The first time I had been to a Grateful Dead concert was February 1, 1978, at the Uptown Theater in Chicago. Clearly, I was late to the party. Later that year, the band would travel to Egypt to play a storied, if far from flawless, mid-September run of shows beside the Great Pyramid and at the feet of the Sphinx at the Giza Sound and Light Theater in Cairo; and in the shadow of the historic peace accords hammered out by President Jimmy Carter with Anwar Sadat and Menachem Begin at Camp David. I am surely not arguing that one event had much of anything to do with the other, but we take what we can gather from coincidence. And it arguably did not hurt the process.
By the mere longevity of their lifespan, from the remnants of the Beatniks to the hardened crusty folkies of the post-punk era, the impression they leave on the culture will likely outlive most if not all of us now left to simply remember them. From where I sat, and still sit, the Grateful Dead’s approach to their craft was good for the culture and remains one of the brighter spots in Western civilization.
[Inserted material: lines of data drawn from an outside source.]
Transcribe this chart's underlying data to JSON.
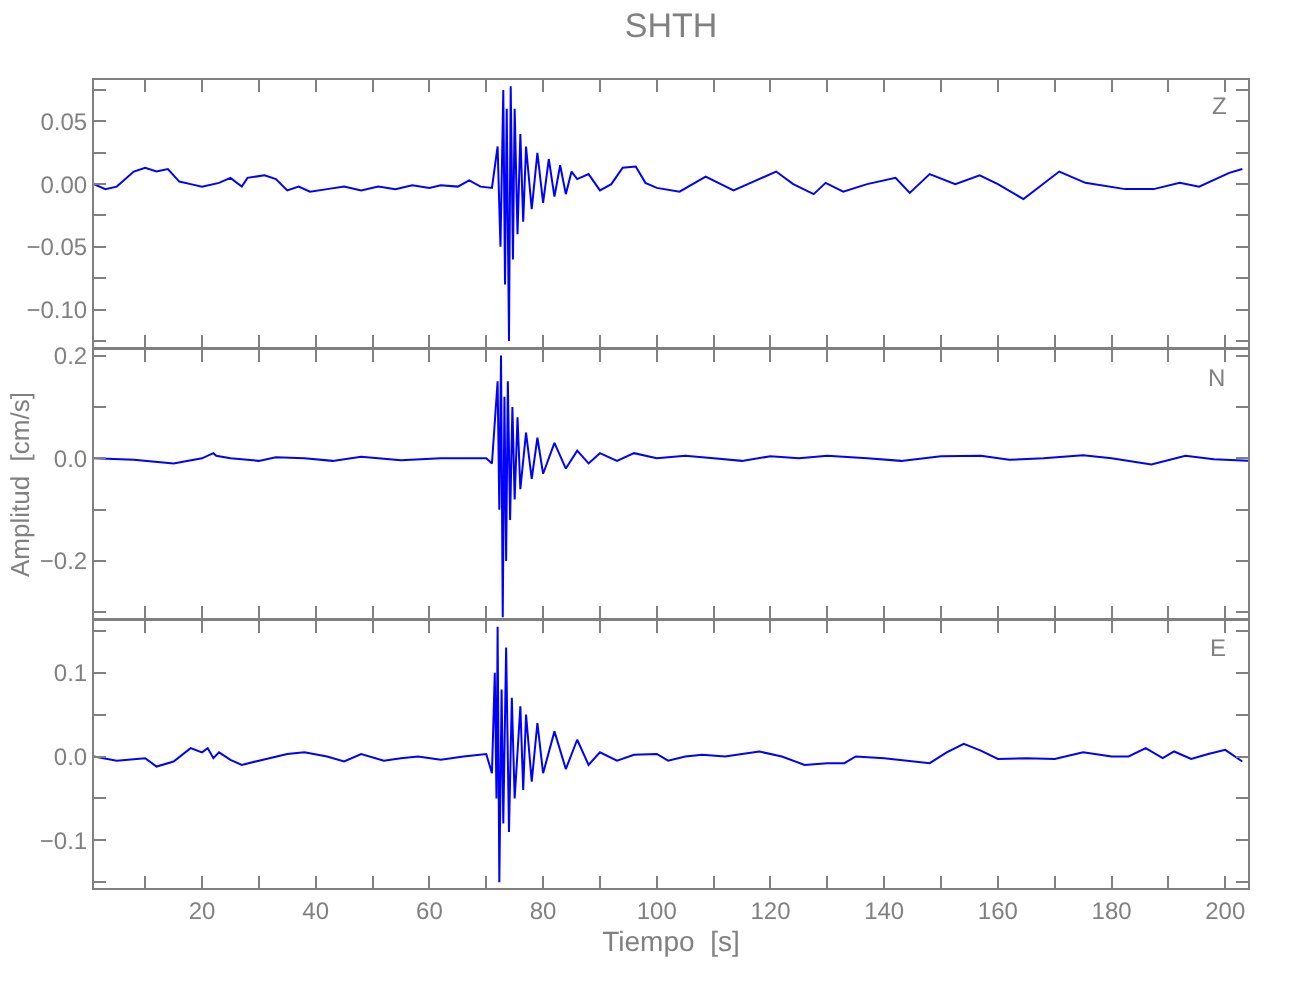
{
  "chart_data": [
    {
      "type": "line",
      "title": "SHTH",
      "color": "#0000ff",
      "annotations": [
        "Z"
      ],
      "tick_labels": "y",
      "x": [
        1,
        3,
        5,
        8,
        10,
        12,
        14,
        16,
        18,
        20,
        23,
        25,
        27,
        28,
        31,
        33,
        35,
        37,
        39,
        42,
        45,
        48,
        51,
        54,
        57,
        60,
        62,
        65,
        67,
        69,
        71,
        72,
        72.5,
        73,
        73.3,
        73.6,
        74,
        74.3,
        74.7,
        75,
        75.5,
        76,
        76.5,
        77,
        78,
        79,
        80,
        81,
        82,
        83,
        84,
        85,
        86,
        88,
        90,
        92,
        94,
        96.3,
        98,
        100,
        104,
        108.6,
        113.5,
        117,
        121,
        124,
        127.6,
        129.7,
        132.8,
        137,
        142,
        144.5,
        148,
        152.5,
        156.8,
        160,
        164.5,
        170.8,
        175.4,
        182.4,
        187.4,
        192,
        195.4,
        200.7,
        203
      ],
      "values": [
        0.0,
        -0.004,
        -0.002,
        0.01,
        0.013,
        0.01,
        0.012,
        0.002,
        0.0,
        -0.002,
        0.001,
        0.005,
        -0.002,
        0.005,
        0.007,
        0.004,
        -0.005,
        -0.002,
        -0.006,
        -0.004,
        -0.002,
        -0.005,
        -0.002,
        -0.004,
        -0.001,
        -0.003,
        -0.001,
        -0.002,
        0.003,
        -0.002,
        -0.003,
        0.03,
        -0.05,
        0.075,
        -0.08,
        0.06,
        -0.125,
        0.078,
        -0.06,
        0.06,
        -0.04,
        0.04,
        -0.03,
        0.03,
        -0.02,
        0.025,
        -0.015,
        0.02,
        -0.01,
        0.015,
        -0.008,
        0.01,
        0.004,
        0.008,
        -0.005,
        0.0,
        0.013,
        0.014,
        0.001,
        -0.003,
        -0.006,
        0.006,
        -0.005,
        0.002,
        0.01,
        0.0,
        -0.008,
        0.001,
        -0.006,
        0.0,
        0.005,
        -0.007,
        0.008,
        0.0,
        0.007,
        0.0,
        -0.012,
        0.01,
        0.001,
        -0.004,
        -0.004,
        0.001,
        -0.002,
        0.009,
        0.012
      ],
      "xlim": [
        1,
        204
      ],
      "ylim": [
        -0.13,
        0.083
      ],
      "xticks": [
        {
          "value": 10,
          "label": null
        },
        {
          "value": 20,
          "label": null
        },
        {
          "value": 30,
          "label": null
        },
        {
          "value": 40,
          "label": null
        },
        {
          "value": 50,
          "label": null
        },
        {
          "value": 60,
          "label": null
        },
        {
          "value": 70,
          "label": null
        },
        {
          "value": 80,
          "label": null
        },
        {
          "value": 90,
          "label": null
        },
        {
          "value": 100,
          "label": null
        },
        {
          "value": 110,
          "label": null
        },
        {
          "value": 120,
          "label": null
        },
        {
          "value": 130,
          "label": null
        },
        {
          "value": 140,
          "label": null
        },
        {
          "value": 150,
          "label": null
        },
        {
          "value": 160,
          "label": null
        },
        {
          "value": 170,
          "label": null
        },
        {
          "value": 180,
          "label": null
        },
        {
          "value": 190,
          "label": null
        },
        {
          "value": 200,
          "label": null
        }
      ],
      "yticks": [
        {
          "value": 0.075,
          "label": null
        },
        {
          "value": 0.05,
          "label": "0.05"
        },
        {
          "value": 0.025,
          "label": null
        },
        {
          "value": 0,
          "label": "0.00"
        },
        {
          "value": -0.025,
          "label": null
        },
        {
          "value": -0.05,
          "label": "−0.05"
        },
        {
          "value": -0.075,
          "label": null
        },
        {
          "value": -0.1,
          "label": "−0.10"
        },
        {
          "value": -0.125,
          "label": null
        }
      ]
    },
    {
      "type": "line",
      "ylabel": "Amplitud  [cm/s]",
      "color": "#0000ff",
      "annotations": [
        "N"
      ],
      "tick_labels": "y",
      "x": [
        1,
        8,
        15,
        20,
        22,
        22.5,
        25,
        30,
        33,
        38,
        43,
        48,
        55,
        62,
        70,
        71,
        72,
        72.3,
        72.6,
        72.9,
        73.2,
        73.5,
        73.8,
        74.2,
        74.6,
        75,
        75.5,
        76,
        77,
        78,
        79,
        80,
        82,
        84,
        86,
        88,
        90,
        93,
        96,
        100,
        105,
        110,
        115,
        120,
        125,
        130,
        137,
        143,
        150,
        157,
        162,
        168,
        175,
        180,
        187,
        193,
        198,
        204
      ],
      "values": [
        0.0,
        -0.003,
        -0.01,
        0.0,
        0.01,
        0.005,
        0.0,
        -0.005,
        0.002,
        0.0,
        -0.005,
        0.003,
        -0.004,
        0.0,
        0.0,
        -0.01,
        0.15,
        -0.1,
        0.2,
        -0.31,
        0.12,
        -0.2,
        0.15,
        -0.12,
        0.1,
        -0.08,
        0.08,
        -0.06,
        0.05,
        -0.04,
        0.04,
        -0.03,
        0.03,
        -0.02,
        0.015,
        -0.01,
        0.01,
        -0.005,
        0.01,
        0.0,
        0.005,
        0.0,
        -0.005,
        0.004,
        0.0,
        0.005,
        0.0,
        -0.005,
        0.004,
        0.005,
        -0.003,
        0.0,
        0.006,
        0.0,
        -0.012,
        0.005,
        -0.002,
        -0.005
      ],
      "xlim": [
        1,
        204
      ],
      "ylim": [
        -0.31,
        0.21
      ],
      "xticks": [
        {
          "value": 10,
          "label": null
        },
        {
          "value": 20,
          "label": null
        },
        {
          "value": 30,
          "label": null
        },
        {
          "value": 40,
          "label": null
        },
        {
          "value": 50,
          "label": null
        },
        {
          "value": 60,
          "label": null
        },
        {
          "value": 70,
          "label": null
        },
        {
          "value": 80,
          "label": null
        },
        {
          "value": 90,
          "label": null
        },
        {
          "value": 100,
          "label": null
        },
        {
          "value": 110,
          "label": null
        },
        {
          "value": 120,
          "label": null
        },
        {
          "value": 130,
          "label": null
        },
        {
          "value": 140,
          "label": null
        },
        {
          "value": 150,
          "label": null
        },
        {
          "value": 160,
          "label": null
        },
        {
          "value": 170,
          "label": null
        },
        {
          "value": 180,
          "label": null
        },
        {
          "value": 190,
          "label": null
        },
        {
          "value": 200,
          "label": null
        }
      ],
      "yticks": [
        {
          "value": 0.2,
          "label": "0.2"
        },
        {
          "value": 0.1,
          "label": null
        },
        {
          "value": 0,
          "label": "0.0"
        },
        {
          "value": -0.1,
          "label": null
        },
        {
          "value": -0.2,
          "label": "−0.2"
        },
        {
          "value": -0.3,
          "label": null
        }
      ]
    },
    {
      "type": "line",
      "xlabel": "Tiempo  [s]",
      "color": "#0000ff",
      "annotations": [
        "E"
      ],
      "x": [
        1,
        5,
        10,
        12,
        15,
        18,
        20,
        21,
        22,
        23,
        25,
        27,
        30,
        35,
        38,
        42,
        45,
        48,
        52,
        55,
        58,
        62,
        66,
        70,
        71,
        71.5,
        71.8,
        72,
        72.3,
        72.7,
        73,
        73.5,
        74,
        74.5,
        75,
        76,
        76.5,
        77,
        78,
        79,
        80,
        82,
        84,
        86,
        88,
        90,
        93,
        96,
        100,
        102,
        105,
        108,
        112,
        118,
        122,
        126,
        130,
        133,
        135,
        140,
        148,
        151,
        154,
        157,
        160,
        165,
        170,
        175,
        180,
        183,
        186,
        189,
        191,
        194,
        197,
        200,
        203
      ],
      "values": [
        0.0,
        -0.005,
        -0.002,
        -0.012,
        -0.006,
        0.01,
        0.005,
        0.01,
        -0.002,
        0.005,
        -0.004,
        -0.01,
        -0.005,
        0.003,
        0.005,
        0.0,
        -0.006,
        0.003,
        -0.005,
        -0.002,
        0.0,
        -0.004,
        0.0,
        0.003,
        -0.02,
        0.1,
        -0.05,
        0.155,
        -0.15,
        0.08,
        -0.08,
        0.13,
        -0.09,
        0.07,
        -0.05,
        0.06,
        -0.04,
        0.05,
        -0.03,
        0.04,
        -0.02,
        0.03,
        -0.015,
        0.02,
        -0.01,
        0.005,
        -0.005,
        0.002,
        0.003,
        -0.005,
        0.0,
        0.002,
        0.0,
        0.006,
        0.0,
        -0.01,
        -0.008,
        -0.008,
        0.0,
        -0.002,
        -0.008,
        0.005,
        0.015,
        0.007,
        -0.003,
        -0.002,
        -0.003,
        0.005,
        0.0,
        0.0,
        0.01,
        -0.002,
        0.006,
        -0.003,
        0.003,
        0.008,
        -0.006
      ],
      "xlim": [
        1,
        204
      ],
      "ylim": [
        -0.157,
        0.162
      ],
      "xticks": [
        {
          "value": 10,
          "label": null
        },
        {
          "value": 20,
          "label": "20"
        },
        {
          "value": 30,
          "label": null
        },
        {
          "value": 40,
          "label": "40"
        },
        {
          "value": 50,
          "label": null
        },
        {
          "value": 60,
          "label": "60"
        },
        {
          "value": 70,
          "label": null
        },
        {
          "value": 80,
          "label": "80"
        },
        {
          "value": 90,
          "label": null
        },
        {
          "value": 100,
          "label": "100"
        },
        {
          "value": 110,
          "label": null
        },
        {
          "value": 120,
          "label": "120"
        },
        {
          "value": 130,
          "label": null
        },
        {
          "value": 140,
          "label": "140"
        },
        {
          "value": 150,
          "label": null
        },
        {
          "value": 160,
          "label": "160"
        },
        {
          "value": 170,
          "label": null
        },
        {
          "value": 180,
          "label": "180"
        },
        {
          "value": 190,
          "label": null
        },
        {
          "value": 200,
          "label": "200"
        }
      ],
      "yticks": [
        {
          "value": 0.15,
          "label": null
        },
        {
          "value": 0.1,
          "label": "0.1"
        },
        {
          "value": 0.05,
          "label": null
        },
        {
          "value": 0,
          "label": "0.0"
        },
        {
          "value": -0.05,
          "label": null
        },
        {
          "value": -0.1,
          "label": "−0.1"
        },
        {
          "value": -0.15,
          "label": null
        }
      ]
    }
  ]
}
The weekend ahead of this Jerry Week, some friends and I enjoyed an anniversary tribute to the 1973 Watkins Glen Summer Jam with The Band, Allman Brothers and Grateful Dead, featuring Allman and Dead tribute bands Peach Jam and Cream Puff Warriors, respectively. The two outfits collaborated to open their show at the Venue in Aurora, Illinois, with a set of Band tunes, many from their album Northern Lights-Southern Cross that came out two years after Watkins Glen. But who is really counting? It was a party and it was a pretty good one. The musicians know their stuff and they made it look easy all night, jamming in and out of one tune to the next and back again.